Être miséricordieux : « Soyez miséricordieux comme votre Père est miséricordieux ». Nous sommes donc invités à ressembler au Père, à partager son regard d’amour sur les hommes et le monde. Pour cela, nous n’avons qu’à suivre le chemin tracé par Jésus. La vie de Jésus est jalonnée de rencontres avec des hommes et des femmes de toutes conditions, souvent en souffrance. Jésus porte sur ces personnes un regard bienveillant, plein de douceur et de bonté, notamment envers ceux et celles qui sont au bord de la route :
du fait de la maladie, l’aveugle ou le paralytique,
du fait de la malveillance, l’homme roué de coups gisant dans le fossé
ou du fait d’une faute, la femme adultère que Jésus ne condamne pas. 
A chaque fois, Jésus compatit, ne rejette pas, mais il écoute, il guérit et il relève. Aimer à la manière de Jésus, c’est bannir la violence pour se situer dans la bienveillance, la douceur et la gratuité.
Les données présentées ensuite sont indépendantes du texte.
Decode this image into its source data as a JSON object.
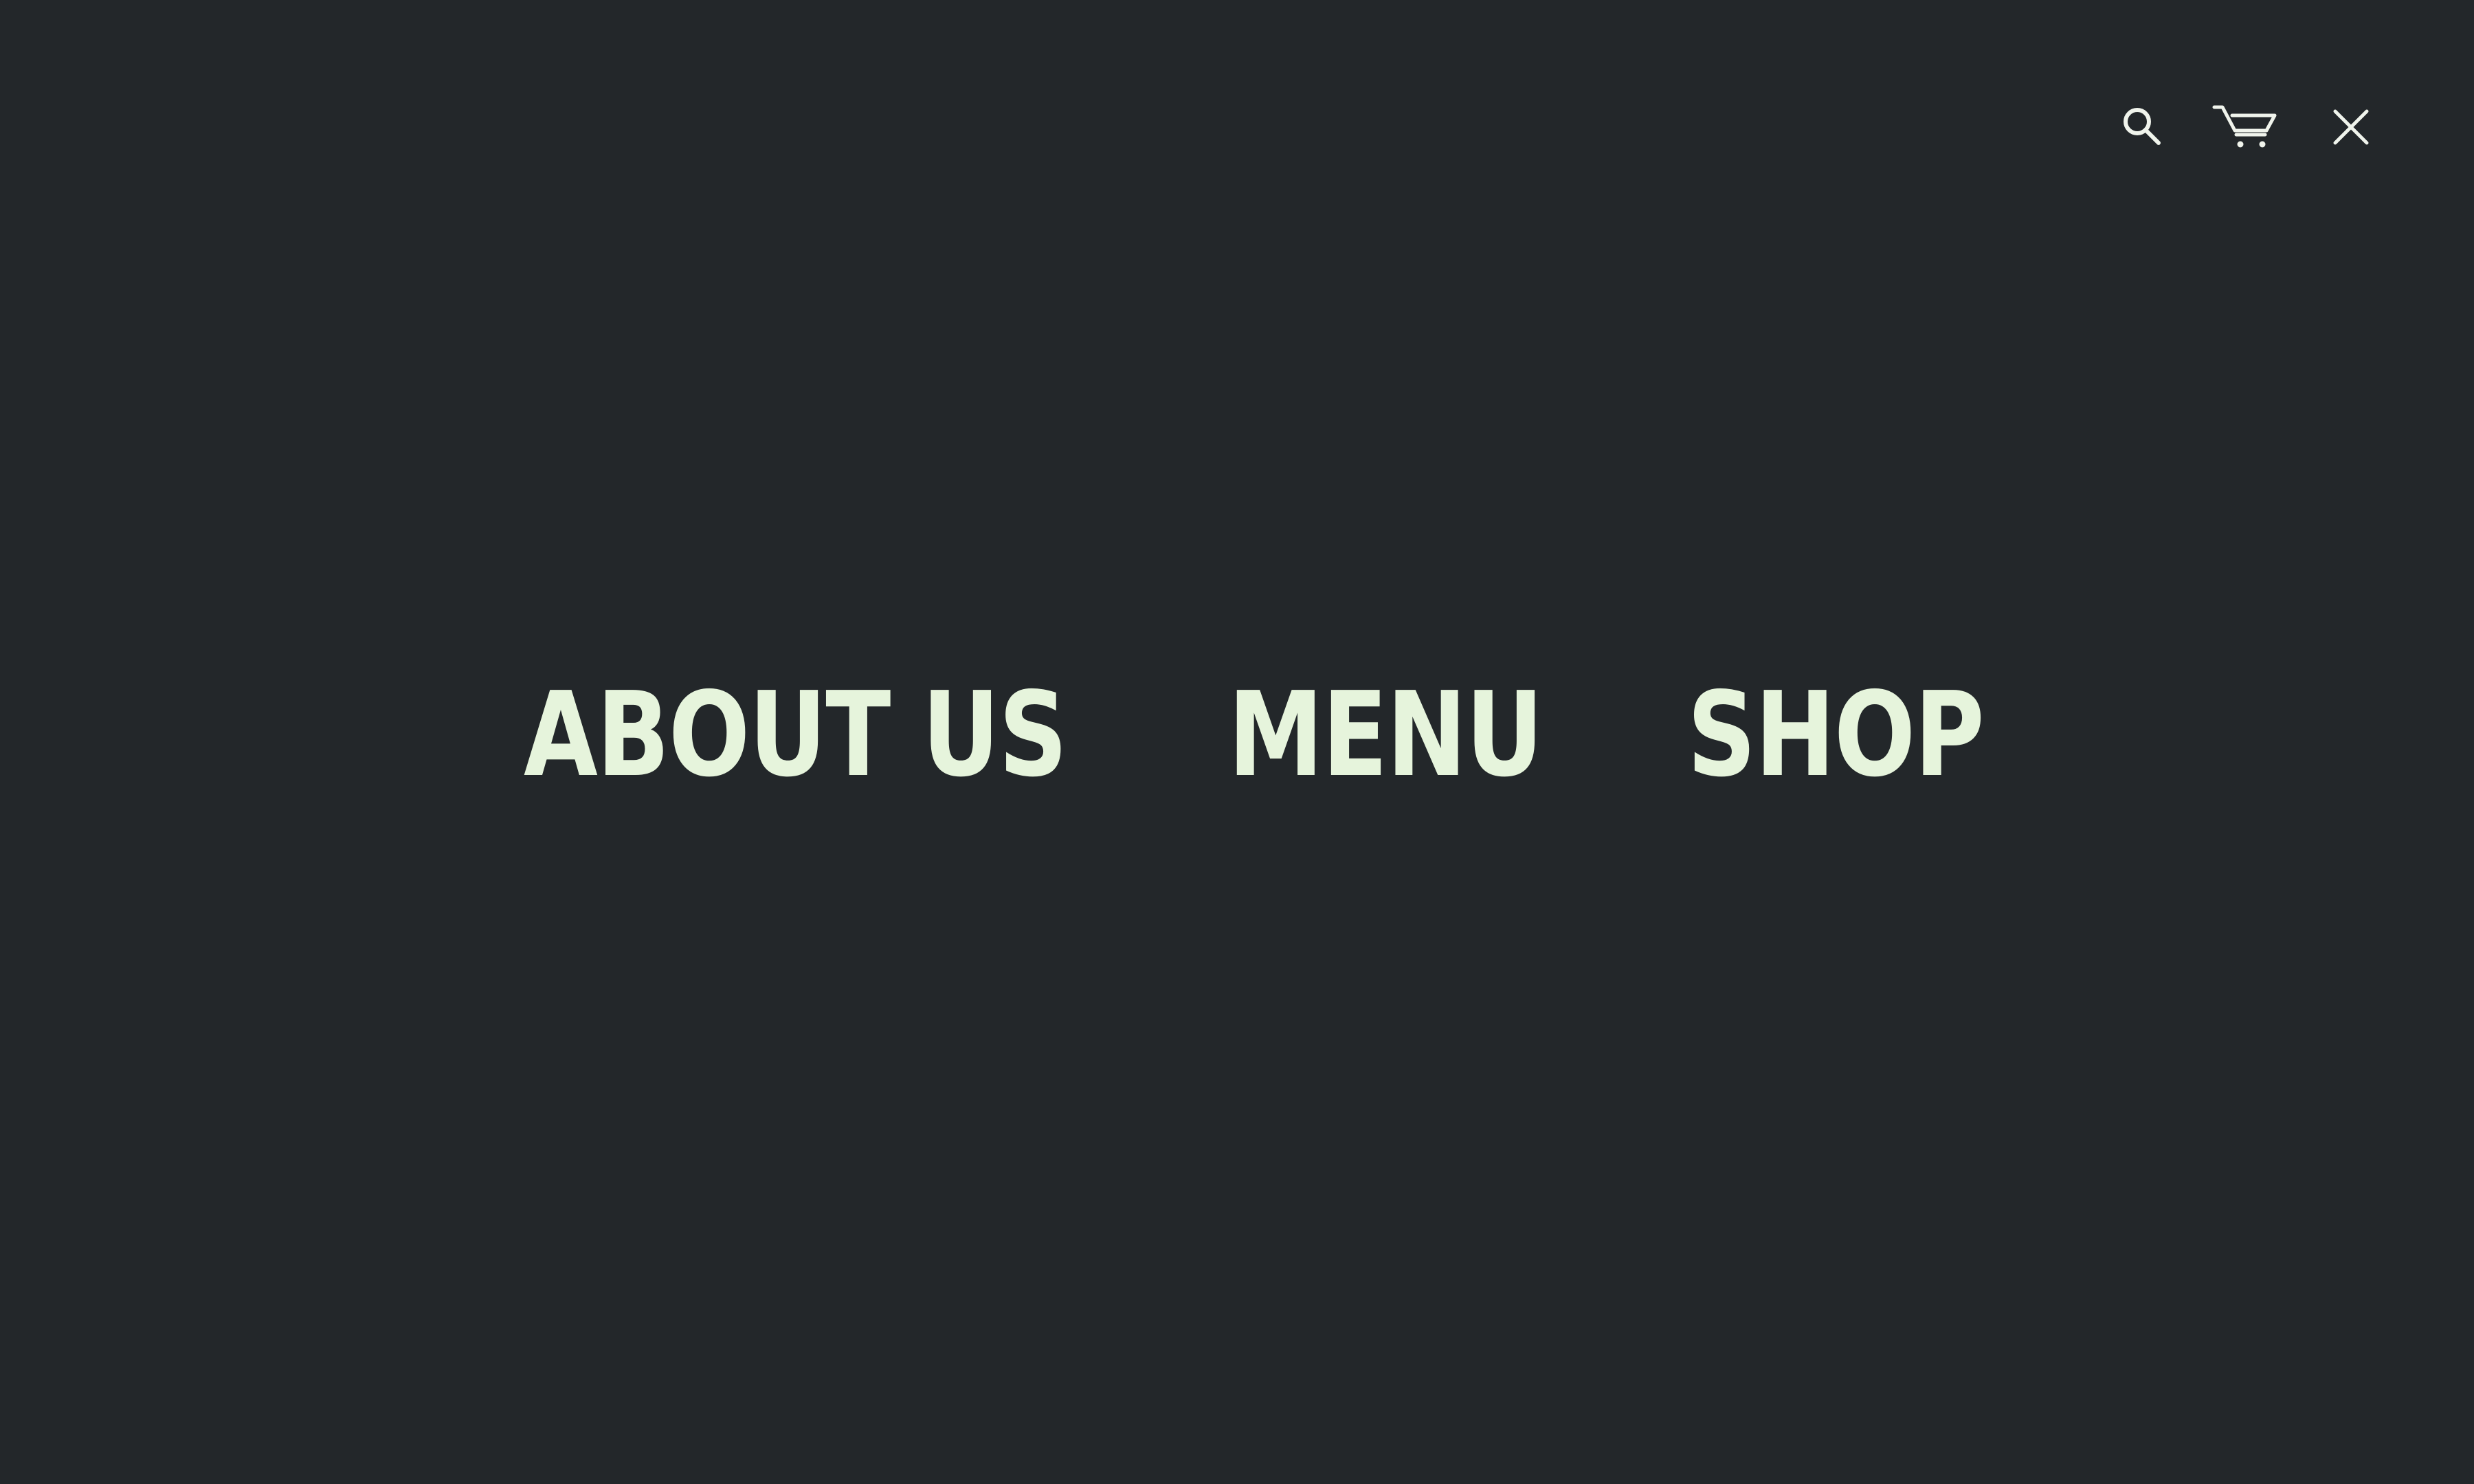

    Pardonner : « Pardonnez et vous serez pardonnés ». Entretenir la haine ne fait pas vivre et enferme. Jeudi dernier, 17 février, Roseline Hamel, la sœur du Père Jacques Hamel a témoigné au tribunal qui juge les assassins de son frère. Elle a exprimé sa volonté « d’écarter la haine qui détruit notre humanité, notre liberté et notre fraternité » et elle a appelé au pardon. Oui, la haine tue, mais demander le pardon ou pardonner à quelqu’un est un acte qui engage notre volonté. Se faire pardonner une faute est une démarche d’humilité, car on se reconnaît coupable… La démarche du pardon est couteuse, mais elle libère. Qui parmi nous, avec son conjoint, un ami, un collègue de travail n’a pas expérimenté que le pardon rétablit les liens qui ont été abimés ? Et qui de nous n’a pas retrouvé dans le sacrement de la réconciliation, l’apaisement en renouant l’alliance avec Dieu que nous avions malmenée ou rompue ? Pardonner à celui qui nous a fait du mal, c’est continuer, malgré tout, à l’accueillir, à lui tendre la main, à le considérer comme un frère ou une sœur aimée de Dieu. Le pardon, ce n’est pas un coup d’éponge, ce n’est pas l’oubli. Le mal réalisé ne s’efface pas. Mais le pardon libère, ouvre l’avenir et permet de se reconstruire.
Peut-on tout pardonner ? Question bien difficile, quand on a subi des violences physique et psychologiques extrêmes, quand des génocides ont décimé des populations entières pour des raisons de race ou de religion ? Il y a des limites humaines compréhensibles. Et il faudrait être comme Dieu pour pouvoir tout pardonner. Jésus, sur la croix, ne s’est-il pas adressé à son Père pour pardonner à ceux qui le mettaient à mort, car ce devait être au-dessus de ses forces humaines de le faire : « Père, pardonne-leur, car ils ne savent pas ce qu’ils font ».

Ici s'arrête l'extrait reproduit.